A new independent panel to look at residents’ views on controversial tree felling in Sheffield is to be set up.
Protests have grown around the city in the last few months due to concerns about the felling and replacement of trees as part of Sheffield Council’s Streets Ahead road resurfacing contract.
Thousands of people have signed petitions, direct action has been taken on many streets, a highway tree forum was set up and last week the first independent election candidate to stand partly because of the fiasco emerged.
Now the council has announced the new panel, which will be chaired by Andy Buck who is also chief executive of Sheffield Citizens Advice, is to be launched.

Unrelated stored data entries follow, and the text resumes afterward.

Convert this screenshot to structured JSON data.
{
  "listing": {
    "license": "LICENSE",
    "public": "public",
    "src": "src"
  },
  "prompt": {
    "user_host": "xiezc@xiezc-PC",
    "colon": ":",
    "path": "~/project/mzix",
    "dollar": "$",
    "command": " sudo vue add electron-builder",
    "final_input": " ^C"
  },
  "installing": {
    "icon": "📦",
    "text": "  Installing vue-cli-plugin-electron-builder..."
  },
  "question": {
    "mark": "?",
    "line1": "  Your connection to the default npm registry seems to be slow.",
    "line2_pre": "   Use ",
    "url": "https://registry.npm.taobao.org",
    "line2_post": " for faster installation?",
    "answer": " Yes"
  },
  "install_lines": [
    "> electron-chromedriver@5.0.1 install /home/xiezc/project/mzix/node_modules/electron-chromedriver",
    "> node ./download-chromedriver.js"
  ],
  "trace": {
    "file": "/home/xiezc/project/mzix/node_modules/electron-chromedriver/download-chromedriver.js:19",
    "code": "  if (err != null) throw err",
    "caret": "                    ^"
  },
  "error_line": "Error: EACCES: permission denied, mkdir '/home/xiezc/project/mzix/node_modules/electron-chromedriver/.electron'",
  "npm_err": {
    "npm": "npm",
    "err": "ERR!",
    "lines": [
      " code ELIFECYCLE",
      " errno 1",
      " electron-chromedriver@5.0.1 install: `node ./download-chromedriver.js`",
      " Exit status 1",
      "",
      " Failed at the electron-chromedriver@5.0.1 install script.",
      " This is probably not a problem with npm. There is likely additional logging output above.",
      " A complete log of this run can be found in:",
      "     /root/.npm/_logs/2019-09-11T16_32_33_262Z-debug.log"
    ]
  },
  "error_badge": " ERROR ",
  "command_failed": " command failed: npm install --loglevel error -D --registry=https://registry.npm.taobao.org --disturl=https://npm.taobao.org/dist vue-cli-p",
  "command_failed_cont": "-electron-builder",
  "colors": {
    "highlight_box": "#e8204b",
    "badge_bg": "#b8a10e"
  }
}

Residents will be sent surveys before work begins, and where half raise concerns, the ‘hotspots’ will be referred to the five-strong panel.
Members will then consider evidence before providing advice to the council, which will still make a final decision.
Mr Buck said: “What the panel will do is take a completely fresh look at this - it will be a group of people with no previous involvement with this issue. We will be fresh, independent and impartial and we have no pre judgement of the issues that will come before us.
“We will listen to what residents are saying, sift through the evidence, consider the options and say what we think.”
When asked if the panel could potentially stop the felling of some trees, he added: “I hope that if we offer advice that there is an alternative the council will listen to that because if the council doesn’t listen to that advice I would question why we have got a panel.”
The panel will include another lay member, plus tree, housing and legal experts.
It will consider trees on Rustlings Road near Encliffe Park, which have become a symbol of the protest.
Coun Terry Fox, council cabinet member for environment, said the panel was about improving public scrutiny and ‘credibility’.
He added: “We know exactly where the campaigners stand and they know where we stand so this is about giving residents in neighbourhoods, where we are doing what we believe is a transformational project, the chance to have their say if they have got any concerns about the decision making.”
Coun Penny Baker, deputy leader of the council’s opposition Liberal Democrat party, welcomed the panel.
But she added: “We hope the council will listen to the panel’s recommendations and that this is not just another tokenistic gesture.”
Campaigners have called for a pause on felling while a formal tree strategy is developed. Coun Fox said the draft tree strategy would be put to the next highway tree forum later this month.